Tahun 1997 kami terpaksa merantau ke Jakarta dengan baju apa adanya yang melekat di badan, tidak punya apa-apa…sejak bawang putih kami porak poranda akibat impor (Jitranto, petani Tegal)
FAJAR.CO.ID, JAKARTA -- Masih terpatri kuat dalam benak ingatan para petani Desa Tuwel Kecamatan Bojong Kabupaten Tegal, saat produksi bawang putih lokal berjaya di negeri sendiri di era 1982 hingga puncaknya 1995.
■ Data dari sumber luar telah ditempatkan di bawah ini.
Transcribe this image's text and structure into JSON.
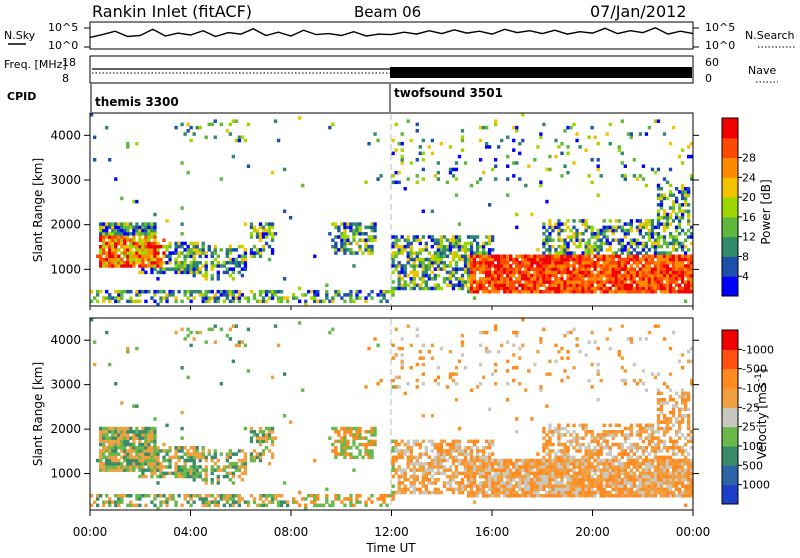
{
  "header": {
    "station": "Rankin Inlet (fitACF)",
    "beam": "Beam 06",
    "date": "07/Jan/2012"
  },
  "chart_data": [
    {
      "type": "line",
      "name": "noise-panel",
      "left_label": "N.Sky",
      "right_label": "N.Search",
      "left_ticks": [
        "10^5",
        "10^0"
      ],
      "right_ticks": [
        "10^5",
        "10^0"
      ],
      "x": [
        0,
        0.5,
        1,
        1.5,
        2,
        2.5,
        3,
        3.5,
        4,
        4.5,
        5,
        5.5,
        6,
        6.5,
        7,
        7.5,
        8,
        8.5,
        9,
        9.5,
        10,
        10.5,
        11,
        11.5,
        12,
        12.5,
        13,
        13.5,
        14,
        14.5,
        15,
        15.5,
        16,
        16.5,
        17,
        17.5,
        18,
        18.5,
        19,
        19.5,
        20,
        20.5,
        21,
        21.5,
        22,
        22.5,
        23,
        23.5,
        24
      ],
      "series": [
        {
          "values": [
            2.2,
            2.8,
            3.5,
            2.4,
            2.6,
            3.9,
            2.5,
            3.1,
            2.7,
            3.6,
            2.4,
            3.2,
            2.9,
            4.0,
            2.6,
            3.3,
            2.5,
            3.7,
            2.8,
            3.0,
            2.6,
            3.4,
            2.5,
            2.9,
            2.8,
            3.3,
            2.9,
            3.6,
            3.0,
            3.8,
            3.1,
            3.5,
            2.9,
            3.9,
            3.2,
            3.6,
            3.0,
            3.7,
            2.9,
            3.4,
            3.1,
            4.1,
            3.0,
            3.6,
            3.2,
            4.2,
            2.9,
            3.5,
            3.0
          ]
        }
      ]
    },
    {
      "type": "line",
      "name": "freq-panel",
      "left_label": "Freq. [MHz]",
      "right_label": "Nave",
      "left_ticks": [
        "18",
        "8"
      ],
      "right_ticks": [
        "60",
        "0"
      ],
      "cpid_label": "CPID",
      "cpid_segments": [
        {
          "start": 0,
          "label": "themis 3300"
        },
        {
          "start": 12,
          "label": "twofsound 3501"
        }
      ]
    },
    {
      "type": "heatmap",
      "name": "power-panel",
      "ylabel": "Slant Range [km]",
      "yticks": [
        1000,
        2000,
        3000,
        4000
      ],
      "ylim": [
        180,
        4500
      ],
      "xlim": [
        0,
        24
      ],
      "colorbar": {
        "label": "Power [dB]",
        "ticks": [
          "4",
          "8",
          "12",
          "16",
          "20",
          "24",
          "28"
        ],
        "colors": [
          "#0000ff",
          "#1c50ac",
          "#2f8a6a",
          "#5db83b",
          "#9ed600",
          "#f2c400",
          "#ff8a00",
          "#ff4800",
          "#f00000"
        ]
      }
    },
    {
      "type": "heatmap",
      "name": "velocity-panel",
      "ylabel": "Slant Range [km]",
      "yticks": [
        1000,
        2000,
        3000,
        4000
      ],
      "ylim": [
        180,
        4500
      ],
      "xlim": [
        0,
        24
      ],
      "xlabel": "Time UT",
      "xticks": [
        "00:00",
        "04:00",
        "08:00",
        "12:00",
        "16:00",
        "20:00",
        "00:00"
      ],
      "colorbar": {
        "label": "Velocity [m s^-1]",
        "ticks": [
          "1000",
          "500",
          "100",
          "25",
          "-25",
          "-100",
          "-500",
          "-1000"
        ],
        "colors": [
          "#1d3ec8",
          "#2c64a6",
          "#3a8a6a",
          "#68b84a",
          "#c8c8c0",
          "#f0a040",
          "#ff8a20",
          "#ff5010",
          "#f00000"
        ]
      }
    }
  ]
}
Badai resesi ekonomi yang diikuti kebijakan liberalisasi langsung menghantam kawasan produksi emas putih di lereng utara Gunung Slamet tersebut. Tercatat sejak 1998 hingga 2017 grafik produksi menukik jatuh tajam. Petani bawang putih pun "mati suri" selama 20 tahun lamanya. Parahnya lagi, riset dan penelitian tentang bawang putih ini ikut mandeg, tidak beranjak dari referensi dan pustaka usang yang sudah tergerus jaman.
Fakta sejarah gemilang saat para petani bawang putih mampu menyekolahkan anak-anak mereka hingga jenjang perguruan tinggi, masjid yang terbangun megah melampaui masanya, hingga petani yang berduyun-duyun berangkat haji dari hasil bawang putih tinggal menyisakan histori manis yang nyaris terkubur dalam ingatan petani yang telah renta. Gempuran bawang putih impor benar-benar sanggup mengubur dalam-dalam segala harapan petani. Tragisnya, generasi petani muda Tuwel seperti kehilangan harapan masa depan, hingga terjadilah eksodus urbanisasi ke kota untuk sekedar bertahan hidup. Menanam bawang putih berubah menjadi momok dan tabu bagi petani Tegal.
Kegelisahan petani dan masyarakat akan ketergantungan bawang putih impor menemukan momentumnya. Pada tahun 2015, Bank Indonesia Kantor Cabang Tegal membuat lahan percobaan di Tuwel melalui pola klaster. Nyaris tak ada petani yang mau terlibat dalam proyek tersebut bahkan yang muncul adalah cibiran dari berbagai pihak. Namun, setelah melewati berbagai proses pendekatan dan pendampingan intensif, terbentuklah klaster bawang putih meski hanya 1 hingga 2 hektar.